In a case like this, it's not everybody, but airline customers, and in rough proportion to how much they fly. Which is a decent way to distribute the costs.


> it's not everybody, but airline customers

I'm afraid that's just not true. That is certainly the principal, but in reality (in Europe at least) the costs are distributed across the entire consumer-base. The costs are "socialised".


I'm not sure I understand. Are you saying that if, for example, airline-related insurance claims increase, the insurance companies will raise their rates for all types of insurance, not just airline-related insurance?


So costs get socialised in three ways I can think of; firstly the direct increase in insurance charges to those who avail of flight insurance (this is the case which you mentioned) - but it doesn't stop there - this increases the "cost of business" and these costs are passed on. By the time these increased costs reach individuals the effect is negligible but it does affect the broader (Malaysian) economy. The second is through insurance companies increasing charges across the board. Insurance is a marketplace just like any other and in order to stay competitive in one market costs can be spread to another. The final is direct regulatory intervention where the wider customer base is directly charged a percentage (google "insurance levies").

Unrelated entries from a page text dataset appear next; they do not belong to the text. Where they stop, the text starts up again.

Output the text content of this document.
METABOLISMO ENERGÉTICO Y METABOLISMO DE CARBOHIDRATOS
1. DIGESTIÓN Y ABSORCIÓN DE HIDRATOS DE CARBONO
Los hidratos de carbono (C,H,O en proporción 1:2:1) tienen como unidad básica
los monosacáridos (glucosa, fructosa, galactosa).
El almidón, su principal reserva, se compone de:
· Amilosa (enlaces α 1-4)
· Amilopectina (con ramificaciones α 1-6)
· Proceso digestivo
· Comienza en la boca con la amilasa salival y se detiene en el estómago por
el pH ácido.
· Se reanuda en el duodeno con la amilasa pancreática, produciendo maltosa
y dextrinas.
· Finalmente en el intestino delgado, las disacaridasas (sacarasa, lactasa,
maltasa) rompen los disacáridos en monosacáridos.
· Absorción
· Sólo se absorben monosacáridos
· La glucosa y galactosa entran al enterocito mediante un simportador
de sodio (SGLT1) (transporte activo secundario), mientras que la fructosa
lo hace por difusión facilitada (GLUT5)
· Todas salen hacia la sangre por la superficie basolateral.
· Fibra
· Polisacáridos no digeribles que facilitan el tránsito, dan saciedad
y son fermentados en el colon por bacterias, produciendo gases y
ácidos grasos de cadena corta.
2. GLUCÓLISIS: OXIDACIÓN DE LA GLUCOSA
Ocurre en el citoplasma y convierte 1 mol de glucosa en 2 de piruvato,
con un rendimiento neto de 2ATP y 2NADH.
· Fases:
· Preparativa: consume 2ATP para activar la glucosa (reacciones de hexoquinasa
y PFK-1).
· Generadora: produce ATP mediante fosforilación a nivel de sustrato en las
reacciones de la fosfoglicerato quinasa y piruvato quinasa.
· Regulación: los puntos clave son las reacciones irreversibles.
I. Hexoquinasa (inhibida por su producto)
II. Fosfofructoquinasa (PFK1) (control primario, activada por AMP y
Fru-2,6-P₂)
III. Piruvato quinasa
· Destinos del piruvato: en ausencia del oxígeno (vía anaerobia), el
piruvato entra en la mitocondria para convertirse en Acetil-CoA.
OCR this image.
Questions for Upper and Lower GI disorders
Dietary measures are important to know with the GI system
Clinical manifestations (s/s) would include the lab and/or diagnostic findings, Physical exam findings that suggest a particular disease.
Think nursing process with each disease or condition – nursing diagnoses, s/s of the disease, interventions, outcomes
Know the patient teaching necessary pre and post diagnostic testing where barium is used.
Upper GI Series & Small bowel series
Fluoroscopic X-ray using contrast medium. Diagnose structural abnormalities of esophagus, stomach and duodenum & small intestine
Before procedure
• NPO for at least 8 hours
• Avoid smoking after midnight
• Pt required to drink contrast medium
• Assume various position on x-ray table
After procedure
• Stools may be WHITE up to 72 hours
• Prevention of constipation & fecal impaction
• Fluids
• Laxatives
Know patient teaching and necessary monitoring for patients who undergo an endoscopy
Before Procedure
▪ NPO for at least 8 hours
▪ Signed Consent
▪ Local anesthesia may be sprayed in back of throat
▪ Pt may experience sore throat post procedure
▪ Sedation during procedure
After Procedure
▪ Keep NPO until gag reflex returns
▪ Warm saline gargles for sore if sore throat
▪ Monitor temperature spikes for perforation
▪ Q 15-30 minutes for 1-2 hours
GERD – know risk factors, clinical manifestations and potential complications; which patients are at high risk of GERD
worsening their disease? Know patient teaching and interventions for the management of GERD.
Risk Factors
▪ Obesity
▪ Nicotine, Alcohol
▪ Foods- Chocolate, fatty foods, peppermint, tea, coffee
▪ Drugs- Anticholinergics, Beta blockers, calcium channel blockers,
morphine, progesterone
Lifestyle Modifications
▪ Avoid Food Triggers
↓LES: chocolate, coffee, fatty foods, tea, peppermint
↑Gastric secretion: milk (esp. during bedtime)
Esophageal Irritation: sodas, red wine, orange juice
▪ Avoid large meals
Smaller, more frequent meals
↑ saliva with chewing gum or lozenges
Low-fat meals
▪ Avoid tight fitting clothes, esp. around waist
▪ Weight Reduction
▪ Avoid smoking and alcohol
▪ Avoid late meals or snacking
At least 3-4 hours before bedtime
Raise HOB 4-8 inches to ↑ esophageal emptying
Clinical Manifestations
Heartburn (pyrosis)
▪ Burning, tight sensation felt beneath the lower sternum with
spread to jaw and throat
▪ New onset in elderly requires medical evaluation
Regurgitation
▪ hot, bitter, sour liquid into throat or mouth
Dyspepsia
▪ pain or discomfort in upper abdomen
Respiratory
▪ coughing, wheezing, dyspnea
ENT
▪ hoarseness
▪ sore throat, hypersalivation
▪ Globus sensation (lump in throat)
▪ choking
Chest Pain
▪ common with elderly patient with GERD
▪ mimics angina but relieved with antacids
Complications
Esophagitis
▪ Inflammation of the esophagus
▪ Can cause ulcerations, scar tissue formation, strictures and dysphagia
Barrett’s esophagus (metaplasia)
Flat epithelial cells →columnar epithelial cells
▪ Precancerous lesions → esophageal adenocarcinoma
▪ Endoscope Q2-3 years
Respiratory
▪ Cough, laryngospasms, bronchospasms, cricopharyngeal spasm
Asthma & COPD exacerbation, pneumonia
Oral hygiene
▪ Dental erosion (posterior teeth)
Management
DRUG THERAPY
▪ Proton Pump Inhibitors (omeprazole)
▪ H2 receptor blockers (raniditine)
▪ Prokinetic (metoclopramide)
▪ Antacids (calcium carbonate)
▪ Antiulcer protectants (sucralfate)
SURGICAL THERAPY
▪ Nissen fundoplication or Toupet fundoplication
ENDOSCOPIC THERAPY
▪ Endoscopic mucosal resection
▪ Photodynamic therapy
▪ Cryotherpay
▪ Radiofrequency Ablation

So I opened with "I don't know what the story is in Malaysia but .." because the relative influence of each of these factors is profoundly regional, related to regulatory and government policy . But now that I think of it, even in a libertarian paradise the effect of the second one alone would be fairly significant.


I'm not talking about individuals buying flight insurance, but airliners insuring their planes. All airline customers indirectly pay for that.

I don't understand why or how an insurance company would raise rates in one area because of increased costs in a different area. If the costs in the first area haven't gone up, but they still raise rates, then they'll just be undercut by other insurance companies who don't raise rates, and lose business. And if they don't raise rates in the area where costs have gone up, then they'll lose money on it.

When I search for "insurance levies" all I can find are taxes on insurance premiums.


Insurance levies aren't taxes because the state doesn't collect them. But their purpose is to subsidise the insurance industry.